The experience of immigration has a special impact on the lives of immigrants and their descendants. The thesis takes a look at the second and third generation of immigrants. In immigrant studies, the aspect of gender should not be overlooked, so the main focus of the thesis is on adolescent girls of immigrant origin.
The theoretical part begins with some of the main features of migration and immigrants, along with an overview of the differences between first- and second-generation immigrants. I continue with a description of primary and secondary socialization and their impact on the identity-forming process. Identity and it’s different conceptions are dealt with in a separate chapter. In the context of migration, interactional approaches to identity are most important, represented by authors such as Berger and Luckmann, Goffman, and Mead. Furthermore, I describe the concepts of ethnic and national identity, while the last chapter reviews the role of gender in migration. I highlight the social theory of gender and related ways of socialization, and finally their importance for research about migration.

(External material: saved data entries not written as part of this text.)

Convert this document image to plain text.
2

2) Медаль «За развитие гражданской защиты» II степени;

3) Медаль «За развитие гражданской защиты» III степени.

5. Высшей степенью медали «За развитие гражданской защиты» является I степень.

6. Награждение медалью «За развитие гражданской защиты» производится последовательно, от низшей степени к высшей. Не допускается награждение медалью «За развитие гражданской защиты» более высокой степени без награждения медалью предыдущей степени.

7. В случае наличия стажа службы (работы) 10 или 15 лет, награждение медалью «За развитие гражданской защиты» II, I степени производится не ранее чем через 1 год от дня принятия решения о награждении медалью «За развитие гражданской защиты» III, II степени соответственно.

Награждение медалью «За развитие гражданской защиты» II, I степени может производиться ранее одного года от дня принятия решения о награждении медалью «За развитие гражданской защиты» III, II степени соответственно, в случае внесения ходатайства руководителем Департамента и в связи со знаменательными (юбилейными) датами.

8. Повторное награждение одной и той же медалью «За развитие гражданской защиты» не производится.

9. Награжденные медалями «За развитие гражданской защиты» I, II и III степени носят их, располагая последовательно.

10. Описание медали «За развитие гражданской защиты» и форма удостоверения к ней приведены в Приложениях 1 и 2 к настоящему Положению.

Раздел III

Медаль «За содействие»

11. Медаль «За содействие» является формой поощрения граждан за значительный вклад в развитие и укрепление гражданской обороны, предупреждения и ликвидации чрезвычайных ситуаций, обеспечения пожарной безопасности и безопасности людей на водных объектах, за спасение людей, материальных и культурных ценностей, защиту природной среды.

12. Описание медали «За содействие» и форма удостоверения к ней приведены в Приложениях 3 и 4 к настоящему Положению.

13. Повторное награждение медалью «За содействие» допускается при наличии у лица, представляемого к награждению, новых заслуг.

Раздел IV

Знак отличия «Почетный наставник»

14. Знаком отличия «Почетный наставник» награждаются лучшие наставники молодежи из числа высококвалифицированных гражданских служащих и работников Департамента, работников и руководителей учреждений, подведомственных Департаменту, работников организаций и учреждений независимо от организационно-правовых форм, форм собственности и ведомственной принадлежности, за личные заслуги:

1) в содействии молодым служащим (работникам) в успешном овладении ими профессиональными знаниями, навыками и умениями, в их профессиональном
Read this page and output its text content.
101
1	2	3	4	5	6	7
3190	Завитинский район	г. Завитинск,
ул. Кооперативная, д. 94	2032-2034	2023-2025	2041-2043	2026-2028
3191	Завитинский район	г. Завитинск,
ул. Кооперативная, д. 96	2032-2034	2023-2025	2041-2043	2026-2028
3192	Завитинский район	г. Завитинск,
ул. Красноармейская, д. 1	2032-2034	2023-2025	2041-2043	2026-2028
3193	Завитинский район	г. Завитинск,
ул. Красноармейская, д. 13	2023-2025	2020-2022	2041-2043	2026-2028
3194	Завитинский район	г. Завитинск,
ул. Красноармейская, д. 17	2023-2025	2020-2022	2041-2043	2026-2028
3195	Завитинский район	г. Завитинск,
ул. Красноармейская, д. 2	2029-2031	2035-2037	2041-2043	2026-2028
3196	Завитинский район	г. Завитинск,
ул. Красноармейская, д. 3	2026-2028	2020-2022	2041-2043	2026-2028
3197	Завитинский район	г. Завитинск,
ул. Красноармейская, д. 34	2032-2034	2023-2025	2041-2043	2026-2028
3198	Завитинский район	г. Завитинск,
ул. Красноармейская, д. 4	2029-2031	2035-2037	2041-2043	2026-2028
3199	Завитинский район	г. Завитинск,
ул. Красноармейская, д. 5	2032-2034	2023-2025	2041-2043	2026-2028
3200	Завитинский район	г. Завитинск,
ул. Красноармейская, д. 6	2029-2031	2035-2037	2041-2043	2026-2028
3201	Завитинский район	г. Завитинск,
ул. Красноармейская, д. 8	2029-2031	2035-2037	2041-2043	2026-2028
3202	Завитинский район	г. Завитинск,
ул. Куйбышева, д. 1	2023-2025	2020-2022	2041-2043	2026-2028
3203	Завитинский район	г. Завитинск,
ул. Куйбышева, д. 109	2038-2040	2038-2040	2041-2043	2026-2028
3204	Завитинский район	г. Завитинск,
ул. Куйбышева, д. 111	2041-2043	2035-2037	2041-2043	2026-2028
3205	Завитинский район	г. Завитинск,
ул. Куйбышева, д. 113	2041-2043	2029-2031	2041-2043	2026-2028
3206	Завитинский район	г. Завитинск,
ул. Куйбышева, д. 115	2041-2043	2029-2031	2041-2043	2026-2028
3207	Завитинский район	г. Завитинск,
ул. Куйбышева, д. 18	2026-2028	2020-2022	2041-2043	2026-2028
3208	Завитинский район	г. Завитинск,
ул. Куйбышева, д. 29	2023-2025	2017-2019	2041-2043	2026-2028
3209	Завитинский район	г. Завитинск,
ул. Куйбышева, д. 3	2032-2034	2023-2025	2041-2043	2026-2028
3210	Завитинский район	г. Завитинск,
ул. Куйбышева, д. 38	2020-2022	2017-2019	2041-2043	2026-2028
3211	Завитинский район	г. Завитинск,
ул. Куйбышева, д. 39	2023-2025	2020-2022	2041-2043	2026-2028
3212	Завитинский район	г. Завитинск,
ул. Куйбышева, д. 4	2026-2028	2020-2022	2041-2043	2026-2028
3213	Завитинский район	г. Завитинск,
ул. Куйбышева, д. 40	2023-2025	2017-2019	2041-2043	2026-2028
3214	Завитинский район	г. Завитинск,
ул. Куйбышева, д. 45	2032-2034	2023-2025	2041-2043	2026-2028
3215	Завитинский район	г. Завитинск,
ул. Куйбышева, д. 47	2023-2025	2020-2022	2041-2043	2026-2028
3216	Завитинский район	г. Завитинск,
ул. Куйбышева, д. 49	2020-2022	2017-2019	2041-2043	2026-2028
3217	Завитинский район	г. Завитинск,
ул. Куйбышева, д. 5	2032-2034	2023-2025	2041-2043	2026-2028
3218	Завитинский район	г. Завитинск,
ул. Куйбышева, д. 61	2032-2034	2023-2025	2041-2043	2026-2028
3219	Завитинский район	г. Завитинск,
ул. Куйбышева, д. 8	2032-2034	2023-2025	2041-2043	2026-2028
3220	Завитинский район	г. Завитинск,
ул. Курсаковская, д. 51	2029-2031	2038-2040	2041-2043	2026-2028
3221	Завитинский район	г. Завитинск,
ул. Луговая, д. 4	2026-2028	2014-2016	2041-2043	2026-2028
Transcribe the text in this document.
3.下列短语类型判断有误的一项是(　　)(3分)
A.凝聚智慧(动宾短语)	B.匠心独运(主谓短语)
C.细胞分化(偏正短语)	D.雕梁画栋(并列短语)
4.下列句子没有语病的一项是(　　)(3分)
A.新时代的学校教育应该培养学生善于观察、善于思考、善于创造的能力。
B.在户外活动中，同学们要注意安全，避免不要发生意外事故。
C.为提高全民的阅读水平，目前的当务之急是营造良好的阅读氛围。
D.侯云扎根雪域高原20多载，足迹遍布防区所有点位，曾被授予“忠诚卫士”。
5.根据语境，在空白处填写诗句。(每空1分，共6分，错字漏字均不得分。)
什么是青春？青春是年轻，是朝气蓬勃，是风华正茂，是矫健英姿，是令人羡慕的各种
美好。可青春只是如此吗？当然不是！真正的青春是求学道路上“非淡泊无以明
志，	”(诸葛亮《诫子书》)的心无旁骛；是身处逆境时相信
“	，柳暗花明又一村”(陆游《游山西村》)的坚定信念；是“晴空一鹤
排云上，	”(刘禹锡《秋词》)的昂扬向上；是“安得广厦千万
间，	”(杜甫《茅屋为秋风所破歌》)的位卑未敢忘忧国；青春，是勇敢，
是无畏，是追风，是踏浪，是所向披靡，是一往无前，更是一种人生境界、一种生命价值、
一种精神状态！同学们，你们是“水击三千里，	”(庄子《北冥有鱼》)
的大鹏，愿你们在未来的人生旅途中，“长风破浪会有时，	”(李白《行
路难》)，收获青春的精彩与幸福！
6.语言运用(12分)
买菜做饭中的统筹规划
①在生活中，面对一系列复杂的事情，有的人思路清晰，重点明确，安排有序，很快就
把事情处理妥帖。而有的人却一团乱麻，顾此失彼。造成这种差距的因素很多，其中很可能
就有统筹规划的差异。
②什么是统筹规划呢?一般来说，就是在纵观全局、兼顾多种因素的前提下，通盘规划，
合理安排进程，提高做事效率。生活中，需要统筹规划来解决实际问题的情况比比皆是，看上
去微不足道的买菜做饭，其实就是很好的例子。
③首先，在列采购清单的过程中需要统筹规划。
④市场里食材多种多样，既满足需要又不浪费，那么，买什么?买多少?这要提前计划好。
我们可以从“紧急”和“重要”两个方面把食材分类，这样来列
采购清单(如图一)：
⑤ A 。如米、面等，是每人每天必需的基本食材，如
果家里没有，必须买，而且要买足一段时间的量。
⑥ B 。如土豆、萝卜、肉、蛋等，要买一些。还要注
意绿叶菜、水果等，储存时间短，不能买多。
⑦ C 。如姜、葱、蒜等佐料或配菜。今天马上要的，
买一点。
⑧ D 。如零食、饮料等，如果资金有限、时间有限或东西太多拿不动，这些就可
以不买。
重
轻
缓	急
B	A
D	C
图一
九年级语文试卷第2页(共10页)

The empirical part presents conclusions from interviews with adolescent girls of immigrant origin and a classroom-observation process. The research shows that the girls generally experience their life situation and their environment as positive. They assume similar roles in their families – besides school obligations, they also help with the housework and take care of younger siblings. They have similar visions about the future – wishing for success particularly in education and later in their career. The findings from the observation process can meanwhile also be related in many ways to the interviews, which provides a more comprehensive overview of the subject of research.